In 1156 BC, the workers' pay was late and a representative, Amennakht (or Amen-nakhte), a scribe, went to the mortuary temple of Horemheb and negotiated with officials to dispense 46 sacks of corn to restore peace. However this was only a portion of the rations the workers had been promised.

== Strike ==
The strike of the tomb-builders is believed to have started on the 21st day of the 29th year of Ramesses III's reign, over unpaid grain rations. Three strikes occurred in the same year, both in the daytime and at night by carrying torches. Despite negotiations via Amennakht the year prior, the problems continued until the workers went on strike. For the strike on the tenth day of the sixth month, the workers went to the funerary temple of Ramesses III at Medinet Habu, which was still under construction, and then to the temple of Thutmose III and staged a sit-in. They then went on to the Ramesseum, loudly demanding payment of grain rations, meat, oil, and vegetables. They stated that "we are hungry, for 18 days have already elapsed this month"; two days later, the striking workers stated, "the prospect of hunger and thirst have driven us to this; there is no clothing, there is no ointment, there is no fish, there are no vegetable. Send to Pharaoh, our good lord, about it, and send to the vizier, our superior, that we may be supplied with provisions". To placate the strikers, officials gave them the rations from the fifth month: on the 17th day of the sixth months, the chief artisan, the scribe, and eight men received a total of 44 bushels. Despite the fact that the majority of workers received no rations, the workers collectively agreed to resume work.

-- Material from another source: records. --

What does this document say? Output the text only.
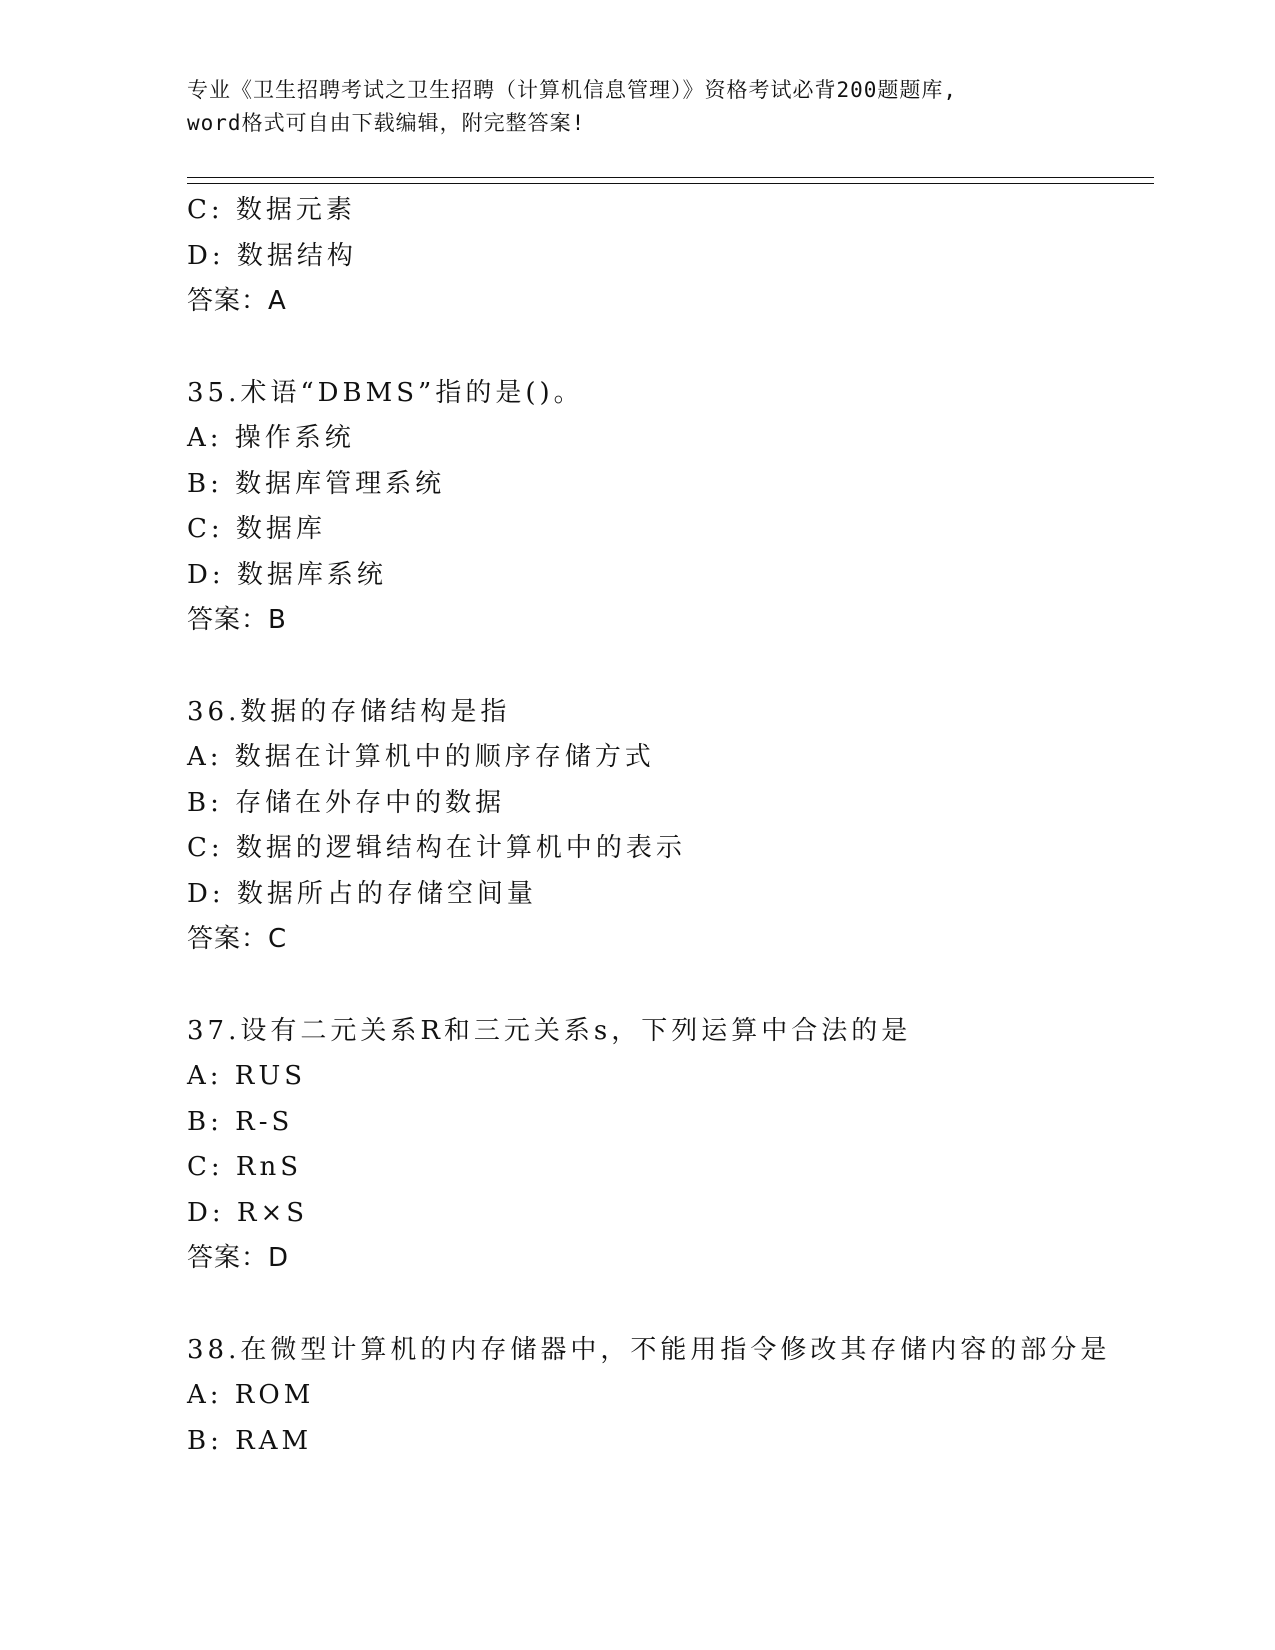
专业《卫生招聘考试之卫生招聘（计算机信息管理）》资格考试必背200题题库,
word格式可自由下载编辑，附完整答案!
C: 数据元素
D: 数据结构
答案：A
35.术语“DBMS”指的是()。
A: 操作系统
B: 数据库管理系统
C: 数据库
D: 数据库系统
答案：B
36.数据的存储结构是指
A: 数据在计算机中的顺序存储方式
B: 存储在外存中的数据
C: 数据的逻辑结构在计算机中的表示
D: 数据所占的存储空间量
答案：C
37.设有二元关系R和三元关系s，下列运算中合法的是
A: RUS
B: R-S
C: RnS
D: R×S
答案：D
38.在微型计算机的内存储器中，不能用指令修改其存储内容的部分是
A: ROM
B: RAM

However, a few weeks later in the seventh month, rations again went unpaid. The workers stopped work again and refused to return, stating that their strikes were no longer about hunger, but rather that the failure to deliver their rations was tantamount to "evil", or disorder, and this was justifiable reason for striking. The vizier arrived to speak to the striking workers and gave them half the rations, appealing to them to understand that the Pharaoh's granaries were effectively empty. On the second day of the ninth month, the workers were given only two bushels of their emmer wheat provisions for the month, and were reported as having been on strike on the 13th day.

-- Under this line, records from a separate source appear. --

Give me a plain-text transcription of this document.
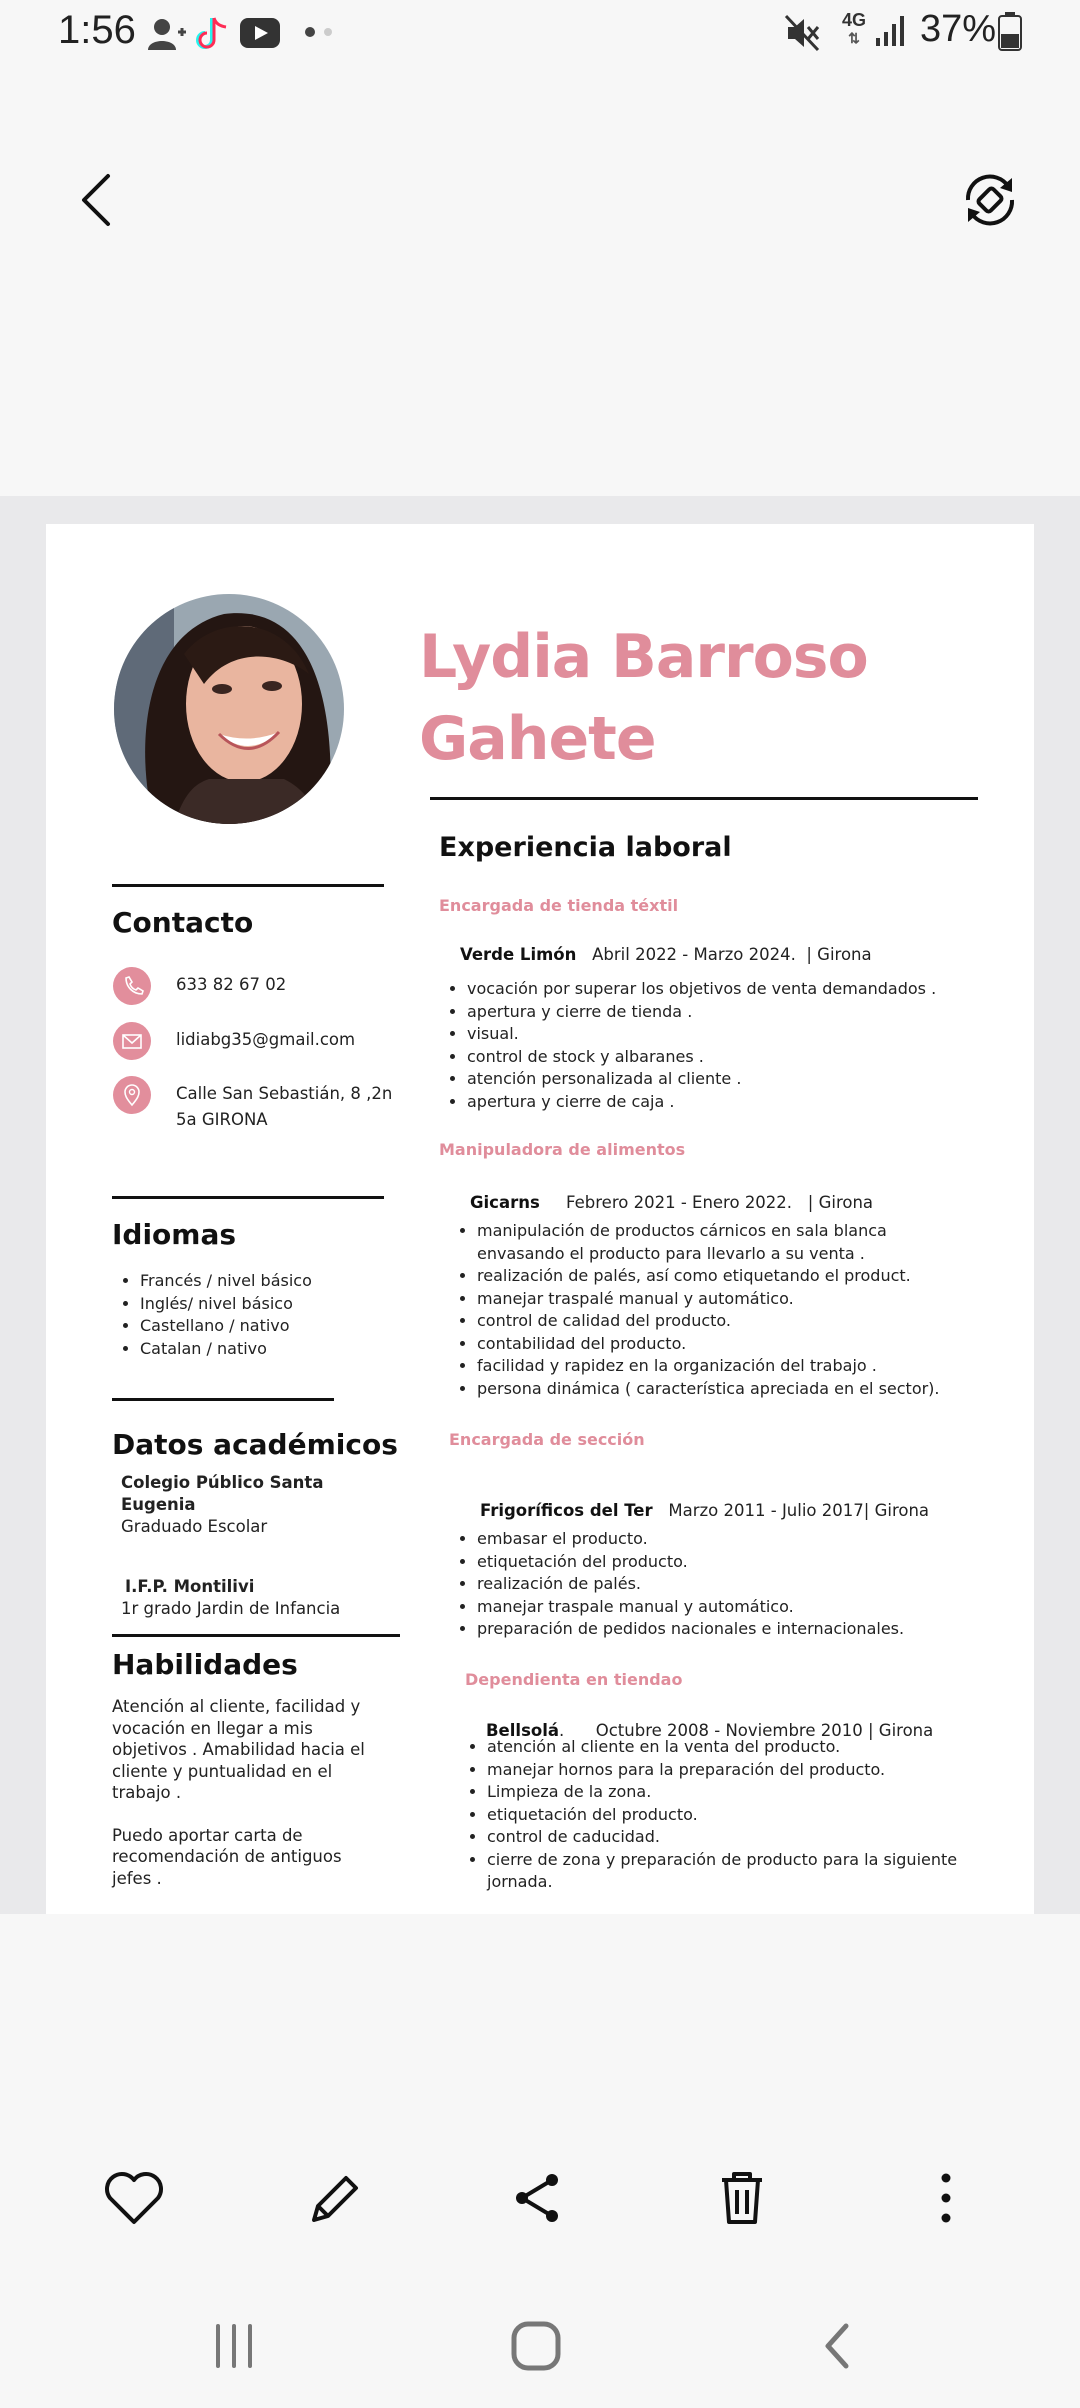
1:56	4G
⇅	37%
Lydia Barroso
Gahete
Contacto
633 82 67 02
lidiabg35@gmail.com
Calle San Sebastián, 8 ,2n
5a GIRONA
Idiomas
• Francés / nivel básico
• Inglés/ nivel básico
• Castellano / nativo
• Catalan / nativo
Datos académicos
Colegio Público Santa
Eugenia
Graduado Escolar
I.F.P. Montilivi
1r grado Jardin de Infancia
Habilidades
Atención al cliente, facilidad y
vocación en llegar a mis
objetivos . Amabilidad hacia el
cliente y puntualidad en el
trabajo .
Puedo aportar carta de
recomendación de antiguos
jefes .
Experiencia laboral
Encargada de tienda téxtil

Verde Limón   Abril 2022 - Marzo 2024.  | Girona

• vocación por superar los objetivos de venta demandados .
• apertura y cierre de tienda .
• visual.
• control de stock y albaranes .
• atención personalizada al cliente .
• apertura y cierre de caja .
Manipuladora de alimentos

Gicarns     Febrero 2021 - Enero 2022.   | Girona

• manipulación de productos cárnicos en sala blanca
envasando el producto para llevarlo a su venta .
• realización de palés, así como etiquetando el product.
• manejar traspalé manual y automático.
• control de calidad del producto.
• contabilidad del producto.
• facilidad y rapidez en la organización del trabajo .
• persona dinámica ( característica apreciada en el sector).
Encargada de sección

Frigoríficos del Ter   Marzo 2011 - Julio 2017| Girona

• embasar el producto.
• etiquetación del producto.
• realización de palés.
• manejar traspale manual y automático.
• preparación de pedidos nacionales e internacionales.
Dependienta en tiendao

Bellsolá.      Octubre 2008 - Noviembre 2010 | Girona

• atención al cliente en la venta del producto.
• manejar hornos para la preparación del producto.
• Limpieza de la zona.
• etiquetación del producto.
• control de caducidad.
• cierre de zona y preparación de producto para la siguiente
jornada.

After threatening to call the vizier through their own personal channels, the artisans finally received payment in full.

Mandeville (2010) suggests that, because delays in the deliveries of rations was not uncommon, the delays were acceptable as long as the rations were delivered in the same month, rather than on the scheduled day of their allocation.

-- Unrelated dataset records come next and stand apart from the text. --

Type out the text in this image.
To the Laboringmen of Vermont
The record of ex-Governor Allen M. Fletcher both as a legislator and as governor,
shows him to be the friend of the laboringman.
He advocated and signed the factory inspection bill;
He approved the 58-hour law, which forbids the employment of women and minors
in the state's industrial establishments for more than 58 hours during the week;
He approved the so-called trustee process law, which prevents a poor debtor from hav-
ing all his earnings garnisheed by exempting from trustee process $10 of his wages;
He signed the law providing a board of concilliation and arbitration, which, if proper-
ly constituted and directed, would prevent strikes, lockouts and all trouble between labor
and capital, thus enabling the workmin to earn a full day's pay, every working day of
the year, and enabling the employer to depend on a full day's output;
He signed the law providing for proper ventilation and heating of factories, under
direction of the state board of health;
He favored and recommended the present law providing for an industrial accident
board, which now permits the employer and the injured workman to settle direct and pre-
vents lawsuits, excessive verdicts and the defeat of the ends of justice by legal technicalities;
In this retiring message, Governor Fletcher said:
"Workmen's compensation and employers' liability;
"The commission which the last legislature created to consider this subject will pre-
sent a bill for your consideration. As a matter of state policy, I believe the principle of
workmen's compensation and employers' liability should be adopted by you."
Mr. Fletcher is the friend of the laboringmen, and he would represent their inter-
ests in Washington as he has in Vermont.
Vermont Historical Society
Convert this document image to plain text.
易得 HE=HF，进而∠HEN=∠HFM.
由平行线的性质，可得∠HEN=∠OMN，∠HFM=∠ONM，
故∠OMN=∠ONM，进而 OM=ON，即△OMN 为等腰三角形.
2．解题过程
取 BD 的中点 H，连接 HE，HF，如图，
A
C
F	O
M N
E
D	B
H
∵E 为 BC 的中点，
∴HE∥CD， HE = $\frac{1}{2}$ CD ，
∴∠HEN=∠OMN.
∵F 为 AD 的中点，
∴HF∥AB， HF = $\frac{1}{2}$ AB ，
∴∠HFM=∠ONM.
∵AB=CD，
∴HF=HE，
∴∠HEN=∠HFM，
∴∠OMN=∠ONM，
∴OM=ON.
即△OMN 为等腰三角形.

=== Records of the strikes ===
A letter from the 29th year of the reign of Ramesses III was written by the pharaoh by the scribe Neferhotep:

We are exceedingly impoverished. All supplies for us that are (from) the treasury, that are from the granary, and that are (from) the storehouse have been allowed to be exhausted. Not light is a load of dn-stone. Six oipe [an Egyptian unit of measurement] of grain have been taken away from us besides to be given to us as six oipe of dirt.

Let our lord make for us a means for keeping alive. Indeed we are dying besides. We do not live at all. It [i.e., the means of keeping alive] is not given to us in (the form of) anything whatsoever.

Most of the surviving records of the later Ramesside Period comes from the south of Egypt, including Thebes where the strike occurred, where archaeological evidence and material were better preserved by the aridity than in the delta north.

== Consequences ==
The Ramesside period strikes are the first known, fully documented record of a collective workforce protest.

The strikes at Deir el-Medina, in Thebes, demonstrated the increasing weakness of the palace, and specifically the vizier, as an institution. Because of the palace's inability to cover the regional responsibilities throughout Egypt, unpaid workers looked to local institutions to fill the power vacuum. The Deir el-Medina artisans looked to the high priest of Amun and the mayor of western Thebes, with access to untapped storerooms in Karnak that had not yet been depleted, as new patrons.